L'arboretum... 2ème partie...

"J'ai passé une grande partie de ma vie sur les routes du monde, à la recherche de nouveaux arbres. Prise d'une frénésie de découvertes, je m'arretais pour apprendre, rencontrer, travailler suffisamment longtemps pour en connaitre davantage sur les etres de bois et de sève, mais pas assez cependant pour m'attacher à un humain ou pour le laisser m'attacher. Je ne pouvais m'arreter. Il me fallait avancer pour savoir... savoir si, au détour du chemin, il existait un arbre plus beau, plus grand, un arbre différent, un arbre inconnu meme...

Je suis allée du Canada (et son érable rouge au sirop nourrissier) aux grandes forets du Nord où les sapins sont rois. Je me suis reposée dans les palmeraies d'Afrique du Nord, j'ai contemplé les couleurs flamboyantes du jardin de Majorelle, revé aux jardins suspendus de Babylone. J'ai parcouru des paysages où l'arbre est une rareté, un manque. Le manque d'arbres, oui. Pampa, Sahara... Je me suis perdue dans des labyrinthes de buis, j'ai posé un instant ma tete sur une épaule amie à l'abri d'un saule pleureur sur les bords de la Marne. Et toujours cette quete.

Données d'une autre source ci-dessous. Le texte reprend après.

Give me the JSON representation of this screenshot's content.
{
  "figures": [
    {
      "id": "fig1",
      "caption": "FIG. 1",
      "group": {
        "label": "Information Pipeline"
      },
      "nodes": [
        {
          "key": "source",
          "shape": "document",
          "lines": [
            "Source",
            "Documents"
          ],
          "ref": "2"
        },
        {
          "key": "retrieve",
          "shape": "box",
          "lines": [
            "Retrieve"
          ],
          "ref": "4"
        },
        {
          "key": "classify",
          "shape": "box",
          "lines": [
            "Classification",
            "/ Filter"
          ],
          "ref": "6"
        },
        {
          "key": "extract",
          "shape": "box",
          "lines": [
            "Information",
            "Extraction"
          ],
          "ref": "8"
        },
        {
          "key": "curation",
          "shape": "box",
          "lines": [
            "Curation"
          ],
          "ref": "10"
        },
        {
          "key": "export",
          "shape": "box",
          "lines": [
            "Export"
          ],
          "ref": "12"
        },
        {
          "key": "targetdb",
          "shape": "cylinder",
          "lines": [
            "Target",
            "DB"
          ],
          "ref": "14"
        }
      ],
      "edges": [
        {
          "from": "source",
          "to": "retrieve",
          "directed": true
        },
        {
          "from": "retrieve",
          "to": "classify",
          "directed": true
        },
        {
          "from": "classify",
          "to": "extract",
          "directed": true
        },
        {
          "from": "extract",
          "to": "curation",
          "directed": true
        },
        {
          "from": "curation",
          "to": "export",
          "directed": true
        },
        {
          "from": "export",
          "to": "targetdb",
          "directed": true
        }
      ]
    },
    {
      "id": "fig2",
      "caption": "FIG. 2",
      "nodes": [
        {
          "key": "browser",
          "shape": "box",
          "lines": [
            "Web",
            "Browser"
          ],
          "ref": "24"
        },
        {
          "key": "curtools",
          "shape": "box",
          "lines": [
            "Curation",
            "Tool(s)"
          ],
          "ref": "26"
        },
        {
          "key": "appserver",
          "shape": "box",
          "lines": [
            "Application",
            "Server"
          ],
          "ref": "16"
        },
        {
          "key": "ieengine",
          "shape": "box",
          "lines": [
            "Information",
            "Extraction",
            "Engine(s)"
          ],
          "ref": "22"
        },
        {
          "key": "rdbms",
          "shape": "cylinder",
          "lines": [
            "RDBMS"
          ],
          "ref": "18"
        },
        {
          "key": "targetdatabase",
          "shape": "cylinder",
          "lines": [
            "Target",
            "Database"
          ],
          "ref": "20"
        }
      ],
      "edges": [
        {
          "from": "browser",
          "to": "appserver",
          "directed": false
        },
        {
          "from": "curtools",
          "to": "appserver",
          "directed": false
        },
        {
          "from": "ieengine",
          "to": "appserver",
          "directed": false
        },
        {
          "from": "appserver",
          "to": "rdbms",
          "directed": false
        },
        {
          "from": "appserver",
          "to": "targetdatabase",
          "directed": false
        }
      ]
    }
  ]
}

J'ai mis mes pas dans ceux des herboristes, explorateurs et découvreurs de la Flore de notre planète. J'ai appris auprès de vieux maitres tous les soins du jardin et dormi dans les bras de jeunes jardiniers. Et ainsi, je suis devenue jardinière. Je pouvais travailler partout où j'allais et j'aimais etre celle qui redessinait le paysage rien qu'en taillant ou en plantant des arbres.

De l'arbrisseau à l'arbre centenaire, j'ai vécu mille vies. Les arbres parlent... je le sais. Ils parlent à leur façon. Le chant de la sève, le bruissement du feuillage, le craquement de l'écorce... tel est leur langage. Partout, le meme. La langue des hommes, changeante et mouvante, me donne le vertige. Celle des arbres m'apaise, c'est comme ça.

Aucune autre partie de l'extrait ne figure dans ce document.